İslam, paylaşma ve yardımlaşmaya önem verir. Çünkü toplum ancak, paylaşma ve yardımlaşma sayesinde ayakta kalabilir. Eğer toplumdaki bireyler birbirlerini ihmal eder ve yardımlaşmayı terk ederlerse insanlar arasında sevgisizlik, düşmanlık, çatışma artar. Bu nedenle toplumlar için sosyal dayanışma çok önemlidir.
Yardımlaşma ve dayanışma hem maddi hem de manevi olarak yapılır. Müslümanın Müslümana dua etmesi ve onun iyiliğini istemesi manevi bir yardımdır. Yardımlarımızı karşılıksız yapmalıyız. Karşı taraftan herhangi bir menfaat beklememeliyiz. İslam dininde yardımlaşmaya büyük önem verilmektedir. Bunun önemi, toplumda adalet, barış ve düzenin sağlanmasıdır. Toplumda birlik ve beraberlik içinde, barış ve huzur ortamında bulunması içindir. İslâmiyet bir yardımlaşma dinidir.
Müslümanların hayatında önemli bir yere sahip olan 11 ayın sultanı Ramazan, aynı zamanda sosyal yardımlaşma, dayanışma ve bir dönüşüm iklimidir. Ramazan ayının hayatımıza birtakım değerler katmak üzere geldiğini söyleyebiliriz.
Peygamber Efendimiz Hz. Muhammed SAV’in iftar sofrası açmak, insanlara iftar ettirmek yani lokmamızı onlarla paylaşmayı en değerli amellerden biri olarak tavsiye ederek sofra açmanın ve yemek yedirmenin ne kadar anlamlı ve önemli olduğunu bize gösteriyor. Bunun için de ölçü olarak insanın bir sofrayı donatacak kadar gücünün olması da gerekmiyor.
Asr-ı saadetteki ölçülere bakarsanız, neyiniz varsa onu bölüşmekten bahsediliyor. Yani zenginin çoğundan vermesi elbette önemli ama bunun ötesinde herkesin sahip olduğu kadarını başkasıyla paylaşabilmesi yani ötekinin farkında olması, kardeşinin farkında olması gibi duyarlılık kazandırıyor. Aslına baktığınızda oruç ibadetinin bu tür duyguları motive eden bir tarafı var.

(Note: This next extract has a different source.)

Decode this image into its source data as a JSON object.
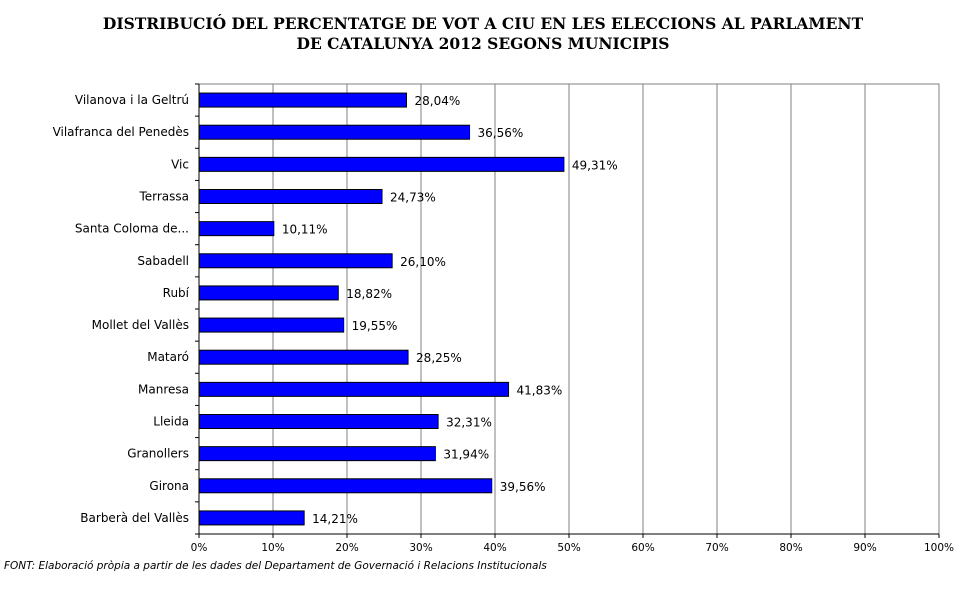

Allah’a kul olduğunuzu fark ettiğiniz zaman Allah’ın yarattıklarını da fark ediyorsunuz, emsallerinizle ya da diğer yaratılmışlarla ilişkilerinizi daha çok gözden geçiriyorsunuz. Ramazan ayı, aynı zamanda yoksul ve fakirin halinden anlayabilmek ve onlarla empati kurabilmek için önemli bir fırsat.
Peygamberimiz, bize birtakım sorumluluklar da yüklüyor. Mesela zaman zaman ashabına diyor ki; ‘Bugün hiç yetim başı okşayanınız oldu mu? Bugün bir cenaze merasimine katıldınız mı? Bugün bir hasta ziyaret ettiniz mi?’ Yani bugün sosyal sorumluluk dediğimiz konuları toplumun fertlerinin her birine yüklüyor. İmkânın varsa, elin ayağın tutuyorsa bir hasta ziyaret et ve ona da giderken eli boş gitme, bir şey götür.
Bir yetimin başını okşa, halini-hatrını sor, cebine de harçlığını koy. Bir cenaze merasimine gidip orada cenazesi olan insanlara taziyede bulun. ‘Başınız sağ olsun’ deyip acılarını paylaş, ama aynı zamanda ölü kardeşine dua ederek onun rahmete gitmesine vesile ol ve sen de bir gün ölümü tadacağını unutma, ölüm uzakta değil.’
“Allah’ın lütfu kereminden, kendilerine verilenlerden cimrilik edenler Allah’ın nimetini, Allah’ın muhtaç kullarından cimrilikle esirgeyenler, sanmasınlar ki bunlar için hayırlıdır. Onlar için asla hayırlı değildir. Kıyamet gününde zekatı verilmeyen mallar korkunç bir yılan olup sahibinin boynuna dolanacak ve sahibine ben senin dünyada zekatını vermediğin malınım, diyecektir.” Ali İmran 180, Tevbe 75-76. ayetler.
Yüce Allah, Ramazan ayı hürmetine bütün kardeşlerimize bu kutsal aydan yararlanmayı nasip etsin, günahlarımızı affetsin.